Askin Capital Management, una firma con 600 millones de dólares bajo gestión, cerró en abril después de perder 420 millones en una sola semana cuando sus inversiones en bonos hipotecarios (paquetes de miles de hipotecas vendidos como un único título) se desplomaron. Operaba con apalancamiento: dinero prestado para multiplicar el retorno potencial, y también las pérdidas. Procter & Gamble registró una pérdida de 157 millones por un derivado mal calculado contra Bankers Trust. Orange County, en California, declaró bancarrota meses después por las mismas razones.

La lección operativa de 1994 es la que importa hoy. No fue que la Fed actuara con violencia, porque no lo hizo. Fueron 25 puntos básicos, un movimiento técnicamente menor. Lo que generó el ajuste violento fue la cantidad acumulada de posiciones que asumían que la Fed estaba dormida. Cuando esa hipótesis dejó de ser sostenible, el reajuste duró meses y reescribió el balance de cualquier inversor apalancado en duración.

El paralelismo con hoy no es forzado, pero los papeles están invertidos. En 1994, los bonos estaban tranquilos asumiendo que la Fed seguiría dormida; las acciones, más prudentes tras un año plano, intuían que algo se movía. Cuando la realidad llegó, fueron los bonos los que tuvieron que reescribir su modelo, y pagaron el ajuste con un -8 % anual.

Hoy es exactamente al revés. Los bonos miran los datos macro y han empezado a descontar que la Fed no podrá bajar tipos pronto: la inflación al 3,8 % no se lo permite. Los 9,7 puntos básicos que subió el 10Y esta semana son la confirmación. Las acciones, en cambio, miran solo los beneficios récord de los Magnificent Seven (+61 % interanual) e ignoran la macroeconomía. Si la divergencia se rompe como en 1994, el ajuste se lo comerá quien menos variables esté mirando.

Cuál de las dos lecturas se reescribe en los próximos meses es la pregunta más importante del trimestre.

Implicaciones para la semana que viene

El punto principal: la pendiente de la curva 2-10 años americana. Cuando los bonos largos suben de rendimiento más rápido que los cortos, la curva se empina, y eso anticipa expectativas de inflación más persistente. Si la curva continúa empinándose, el repricing del mercado de acciones será cuestión de tiempo.
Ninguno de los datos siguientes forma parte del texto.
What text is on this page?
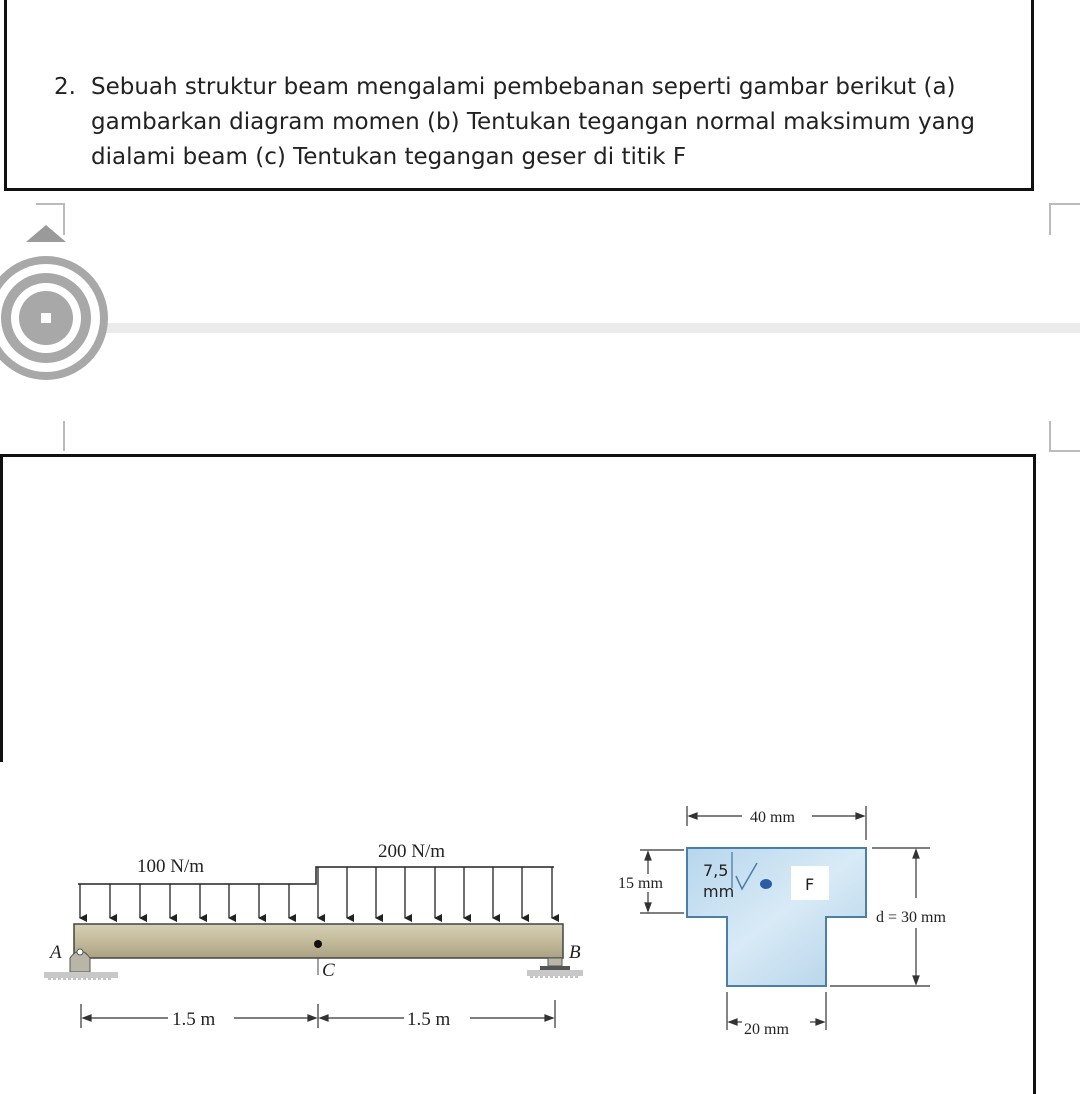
2. Sebuah struktur beam mengalami pembebanan seperti gambar berikut (a) gambarkan diagram momen (b) Tentukan tegangan normal maksimum yang dialami beam (c) Tentukan tegangan geser di titik F
100 N/m
200 N/m
C
A	B
1.5 m	1.5 m
40 mm
15 mm
d = 30 mm
20 mm
7,5
mm	F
Es el indicador único más útil del próximo mes.

Próxima publicación del PCE deflactor. El índice de precios de gasto en consumo personal, que es el indicador favorito de la Reserva Federal para medir inflación, se publica el 30 de mayo. Si confirma la trayectoria del CPI (subida persistente), las expectativas de bajadas de tipos para 2026 tendrán que revisarse a la baja. Eso afecta directamente a la valoración del Nasdaq y a las acciones de duración larga (tech, growth).

El dólar como termómetro de inversión global. El DXY ha rebotado del 98,16 al 98,78 esta semana. Si supera el 100, los flujos extranjeros hacia activos americanos podrían empezar a revertirse. Es el factor invisible más importante del próximo mes.

El dato de la semana

El bono americano a 10 años subió esta semana 9,7 puntos básicos. El S&P 500 subió +2,24 % en el mismo periodo. Esa correlación positiva entre rendimiento de bonos largos y precios de acciones no es típica: la lectura clásica es la opuesta (cuando los bonos suben rendimiento, las acciones caen porque el descuento de flujos futuros se vuelve menos favorable). La correlación se rompe cuando el mercado descuenta que los beneficios crecen más rápido que el coste del capital. En 1994 esa correlación se mantuvo unos meses antes de romperse violentamente. Cuándo se rompe esta vez es la pregunta del trimestre.

La frase de la semana

"La estabilidad es desestabilizadora."

Hyman Minsky, economista, Stabilizing an Unstable Economy, 1986.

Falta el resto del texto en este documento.